Can anyone manage a big bank these days? Should anyone try?
Or should we simply conclude that playing in the modern world of derivatives is best left to those whose survival is not critical to the nation’s economy, and who do not benefit from government-backed deposit insurance?
That question is brought to mind by a reading of the fascinating – to me, anyway – story of how JPMorgan Chase got into the mess of the London whale trades that dominated the financial news last year, as told in a report by the Senate Permanent Subcommittee on Investigations that was released last week.
Much of the attention has focused on what Jamie Dimon, the chief executive, knew and when he knew it, and the extent to which the bank intentionally deceived regulators and investors as the investment strategy was blowing up.
I, on the other hand, was struck by the sheer incompetence and stupidity documented in the report.
Consider the following presentation written by Bruno Iksil, the whale himself, on Jan. 26, 2012, as the losses were growing. He called for executing “the trades that make sense.”
He proposed to “sell the forward spread and buy protection on the tightening move,” “use indices and add to existing position,” “go long risk on some belly tranches especially where defaults may realize” and “buy protection on HY and Xover in rallies and turn the position over to monetize volatility.”
That presentation was made to a JPMorgan group called the International Senior Management Group of the Chief Investment Office, which seems to have approved it.
If the proposal does not make sense to you, don’t despair. It is largely gibberish.
“This proposal,” the Senate report states, “encompassed multiple, complex credit trading strategies, using jargon that even the relevant actors and regulators could not understand.” The subcommittee asked officials of both JPMorgan’s Chief Investment Office, or CIO and its regulator, the Office of the Comptroller of the Currency, just what that meant. Nobody seemed to know. (Iksil, safely overseas, chose not to talk to the subcommittee staff.)
Ina Drew, the bank’s chief investment officer at the time, who supervised the group, said she did not know. One risk officer at the bank said he thought Iksil was simply proposing a strategy of buying low and selling high. Of course, that is a fine strategy if markets cooperate. But anyone who simply proposed that would have been seen to be blowing smoke. Use all that jargon, and some people will assume you are actually saying something.
The comptroller’s office was able to explain some of what was said, but no one seemed to be sure just what a “belly tranch” might be. The subcommittee speculated it might refer to a security with less credit risk than the safest ones but more risk than the riskiest ones.

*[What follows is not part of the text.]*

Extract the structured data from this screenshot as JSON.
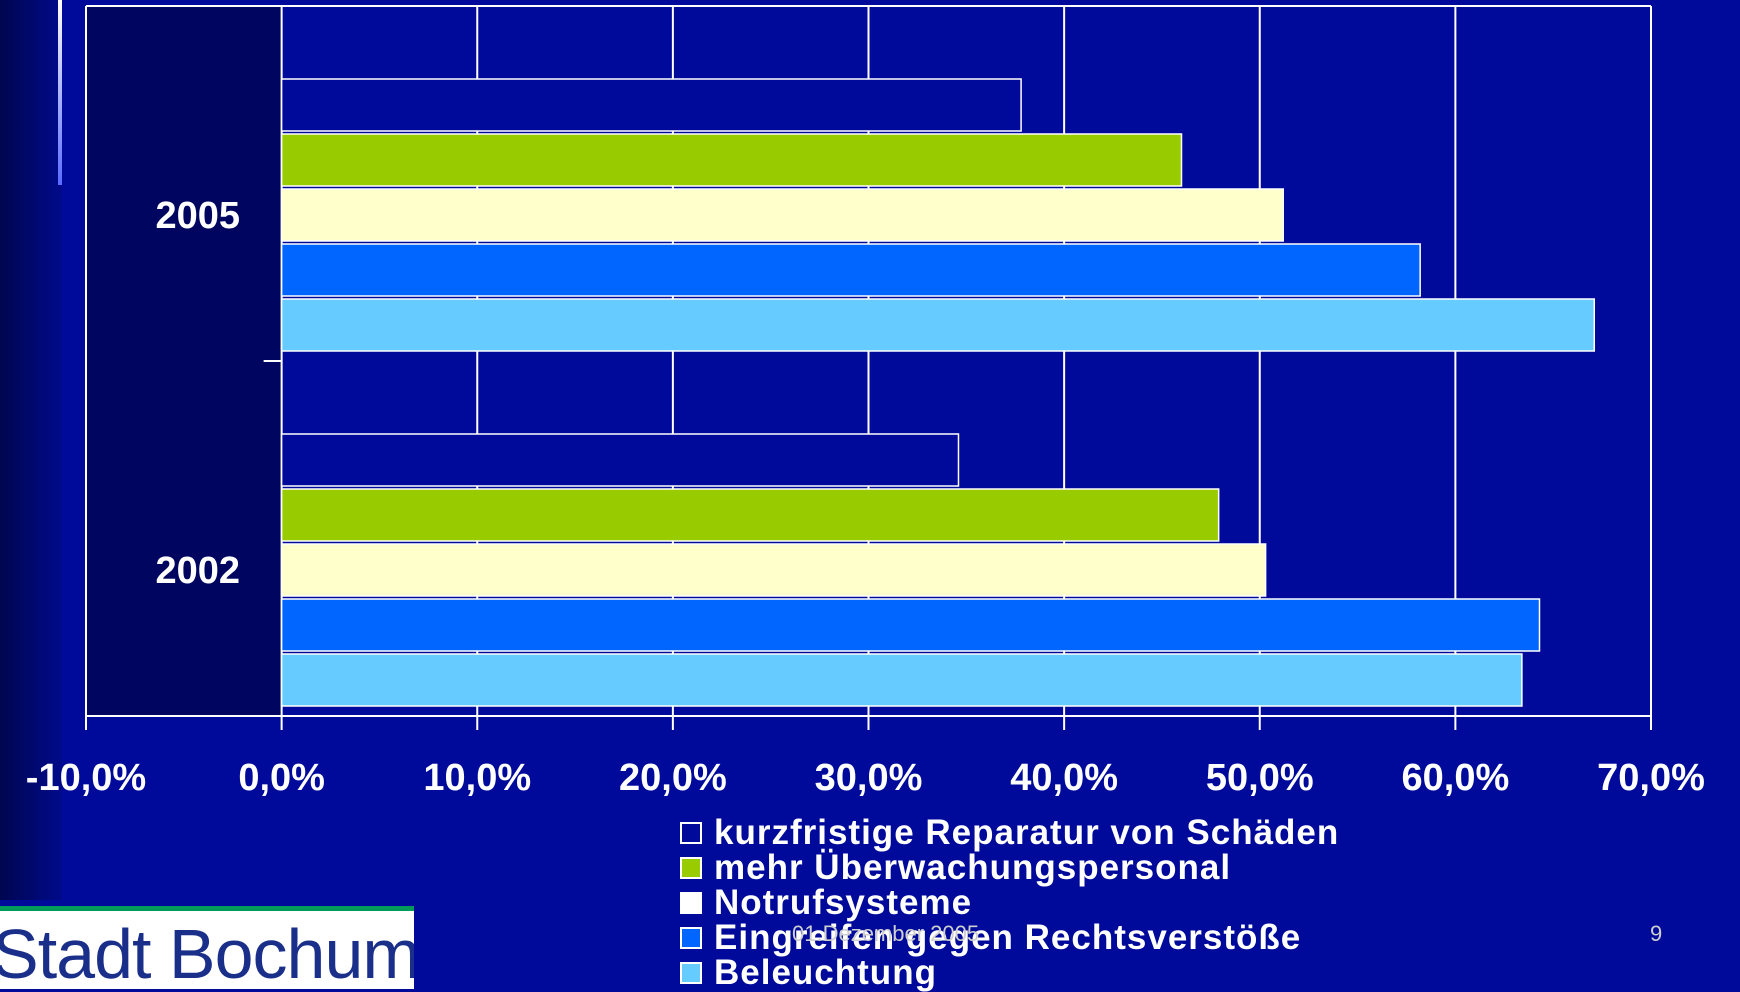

In any case, after the meeting Iksil embarked on a disastrous strategy that led to larger and larger losses. The portfolio he was running – which the bank initially said was a hedge to reduce the bank’s exposure to a general deterioration of credit conditions – became one that would benefit from credit conditions improving.
Over the next two months, as the losses grew, neither senior bank officials nor regulators seem to have had a good understanding of what was happening.
The bank officials were preoccupied with making the mess seem less messy.
When they eventually had to pay attention, the comptroller’s officials were not bothered by the bank’s withholding of information from them. Instead, one top official dismissed the entire problem as little more than “an embarrassing incident.” Comptroller’s officials immediately said the trades were perfectly proper hedges, something that turned out to be untrue.
Eventually, Drew became furious and ordered the trading halted in late March. That came after she concluded she had been deceived about how much trading was going on and became upset by wildly varying estimates of just how much “risk-weighted capital” was needed to back the trading positions. It was, she explained to the subcommittee staff, making her appear “incompetent.”
Risk-weighted capital, by the way, is a tale unto itself. Banks calculate how much capital they need based not on total assets but on calculations based on how risky the assets are. Gaming those calculations seems to have been a preoccupation at the bank.
One way to respond to this is to say the regulators need to do a better job, and to be less willing to believe what they are told. The so-called Volcker Rule, which is supposed to stop banks from engaging in proprietary trading but allow them to hedge or engage in market-making activities, should be completed and strictly enforced.
It is hard to disagree with that prescription, but perhaps even harder to believe that it can be effectively administered.
Nearly two decades ago, one of the great names in international banking, Barings, disappeared. It was destroyed by a fraud committed by Nick Leeson, a trader based in Singapore, who became a star by reporting huge profits from a trading strategy involving derivatives that, by today’s standards, were remarkably simple.
In reality, there were no profits, just big losses that he managed to conceal until the firm collapsed.
When auditors and bosses asked how he was making all that money, Leeson later explained, he responded with meaningless but impressive-sounding jargon.
“Luckily for my fraud, there were too many chiefs who would chat about it at arm’s length but never go further,” Leeson wrote in his memoir. “And they never dared ask me any basic questions, since they were afraid of looking stupid about not understanding futures and options.”
Not much has changed.
Floyd Norris writes about finance for The New York Times.